Pepper Construction, Chicago; R.D. Olson Construction, Irvine, Calif.; and about 40 other contractors are in various stages of testing or implementing a new service called Textura, from Textura LLC, Lake Bluff, Ill., that automates construction payment management.

“R.D. Olson is a general contractor licensed in 28 states. Each state has its own requirements when it comes to lien releases and what owners want in contracts,” says Jackie Buck, Olson’s executive vice president for finance and administration and a recent national past president of the Construction Financial Management Association, Princeton, N.J. “Some want different affidavits that you sign, [and] every customer requires a general contractor to provide certain documents that they feel they need to protect them,” she says.
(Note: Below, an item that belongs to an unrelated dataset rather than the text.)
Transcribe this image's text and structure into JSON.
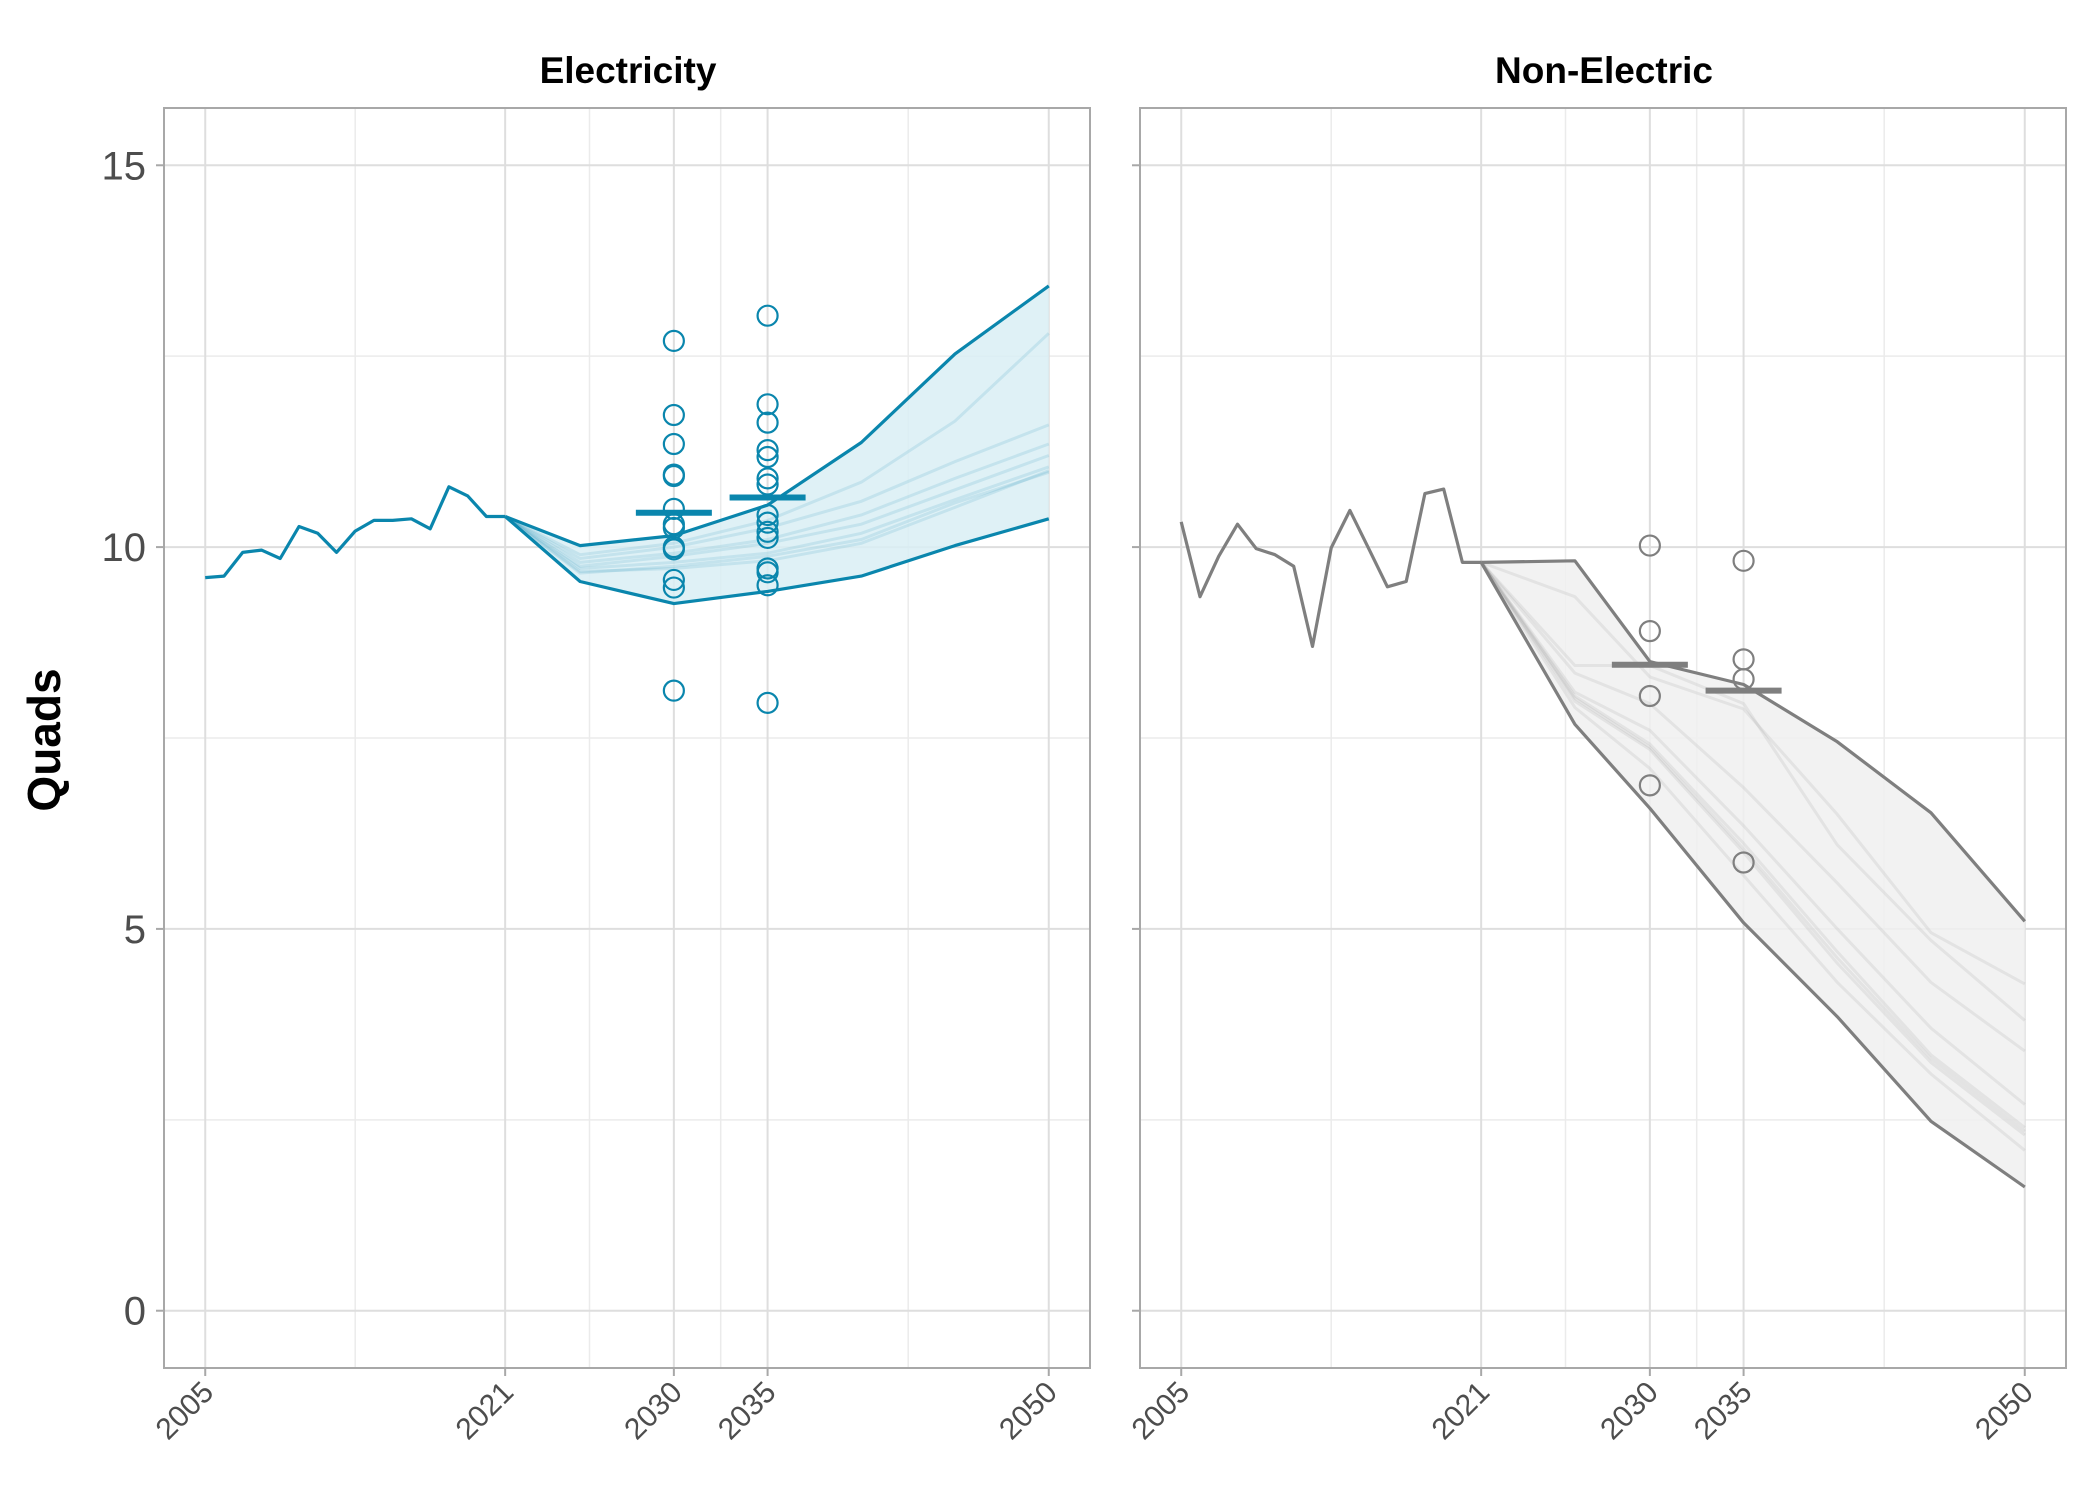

The traditional invoice-authorization, submission, approval, lien-releasing, check-splitting, check-cutting, check signing, payment system can be a mind-numbingly manual, complex, Byzantine process. There are opportunities show-stopping errors and Textura wants to change that. “It’s charming,” says Buck. “When they showed it to us, we were sitting there with our mouths open saying, ‘Why didn’t we think of this?’”

Cahill

Textura moves the entire process to an audited, self-checking browser and e-mail-based system that circulates all of the documents between the owner, general contractor, subcontractors, suppliers and banks. It gathers digital signatures and even notarizations and automatically transfers funds for payment. It costs nothing to set up and handles transactions for a flat fee—$5 for amounts up to $2,000 and topping out at $50 per $100,000. “I see Textura becoming an industry standard. How can it not?” says Buck.

Dan Cahill, a former Pepper project manager who joined Textura last October states the company’s future simply: “We want to be the ATM network for the construction industry.”